The NFL took a good step on Wednesday, when they brought the playoff overtime rules to the regular season and added automatic review of all turnovers. While there's more rule changes to be considered in May, there are two big questions just begging to be asked in that vein. Let's take a look at those questions, though we've got a fair bit more insight on one than the other.
Why not immediately institute the new overtime rules in the regular season to begin with?
How did it make even an atom's worth of sense that the new overtime rules immediately applied to the most important games, the playoffs, and not the regular season? It's not as though there's 60+ games to play in the regular season and that these rules would have a limited impact or something ... there's 16 in the regular season and one game decides multiple teams' fates every single year.

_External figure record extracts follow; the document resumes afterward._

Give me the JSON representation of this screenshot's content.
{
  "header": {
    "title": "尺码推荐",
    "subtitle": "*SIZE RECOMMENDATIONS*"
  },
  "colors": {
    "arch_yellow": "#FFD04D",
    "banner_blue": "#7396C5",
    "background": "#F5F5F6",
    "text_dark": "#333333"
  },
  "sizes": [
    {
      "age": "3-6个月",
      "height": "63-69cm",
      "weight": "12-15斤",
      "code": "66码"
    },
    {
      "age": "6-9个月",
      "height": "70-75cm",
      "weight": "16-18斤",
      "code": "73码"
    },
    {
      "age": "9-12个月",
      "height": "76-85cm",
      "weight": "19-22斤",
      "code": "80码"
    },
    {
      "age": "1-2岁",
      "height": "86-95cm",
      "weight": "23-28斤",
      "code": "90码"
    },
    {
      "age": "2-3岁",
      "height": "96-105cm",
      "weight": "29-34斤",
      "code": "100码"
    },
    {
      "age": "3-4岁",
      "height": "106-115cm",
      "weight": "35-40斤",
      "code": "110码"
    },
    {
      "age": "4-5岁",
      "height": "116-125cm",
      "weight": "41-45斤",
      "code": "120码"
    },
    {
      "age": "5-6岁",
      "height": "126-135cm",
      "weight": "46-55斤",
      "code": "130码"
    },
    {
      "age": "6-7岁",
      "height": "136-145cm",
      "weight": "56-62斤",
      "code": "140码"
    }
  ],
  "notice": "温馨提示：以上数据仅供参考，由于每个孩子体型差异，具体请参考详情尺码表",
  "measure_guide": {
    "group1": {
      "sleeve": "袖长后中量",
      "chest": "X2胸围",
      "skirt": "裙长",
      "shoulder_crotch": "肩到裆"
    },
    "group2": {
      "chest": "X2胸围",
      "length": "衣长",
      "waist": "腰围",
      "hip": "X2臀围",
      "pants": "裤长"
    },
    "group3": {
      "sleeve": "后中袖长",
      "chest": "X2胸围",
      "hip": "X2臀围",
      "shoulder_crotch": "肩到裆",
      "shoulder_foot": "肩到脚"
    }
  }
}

We haven't even seen the rules in action, and can't actually have an opinion on how they work. Two seasons of those rules being implemented in the playoffs have led to nothing. The only time we've reached the playoffs since the new rules happened, the Denver Broncos scored a touchdown on the first play. The rules weren't needed. So now the NFL has suddenly decided that yes, the rules do work, so bring them in for the full season! It's just a weird exercise, as this should have already happened.
So what about challenge flags, then?
Since all turnovers are now automatically reviewed, the top two things that are generally challenged are now subject to automatic review. Every time there's a touchdown or a turnover, the referees and booth will confirm that it was, in fact, a score or a turnover. That's productive, helpful and it makes a lot of sense, providing it doesn't considerably slow the game down.
That being said, what about the challenge flag? Some have asked what they're used for, and the biggest answer is that it probably means that coaches will be more inclined to challenge the spot of the ball. Every single game has at least one, but usually more, bad spot that hurts one team. It's, at this point, a "part of the game." In the past, coaches have wanted to keep their challenges, in the event they need to use it on a score or a turnover. But now they can use them more often without having to worry, leading to getting, how you say, "screwed" less.
It also means that the NFL could review the things that are up for challenge. As it stands, there's the overarching rule of "you can't challenge a flag," despite the fact that there's already exceptions to this rule. Some will remember the Michael Crabtree touchdown against the Cincinnati Bengals last season, and how he was flagged for an illegal touch because he went out of bounds. The rules state you can challenge a boundary call, which Jim Harbaugh figured you could, but in their stricter definitions, the play was actually un-challengeable.
But even a league official said it was a good play to challenge. The NFL has this huge rulebook and so many loopholes. Each team has a finite number of challenges, and, generally speaking, those challenges get used. It's not making the game much longer and it's not an issue. So why even limit what can be challenged anyway?
Make it to where you can challenge those idiotic 60 yard pass interference calls. Have the head referee take a good look at it and make the judgement call with it all laid out in slow motion that the referee on the field struggled with at game speed. Or, make it to where those helmet-to-helmet hits that are being penalized worse and worse each year are challenge-able.
The refereeing in the NFL was worse in 2011 than any other in recent memory. They can't keep up with the game's speed, mostly when it comes to helmet-to-helmet. Where's the issue in making that a challenge-able play? Make those challenges burn a hole in the coach's pocket. The only things that shouldn't be challenge-able are unsportsmanlike conduct and things of that nature.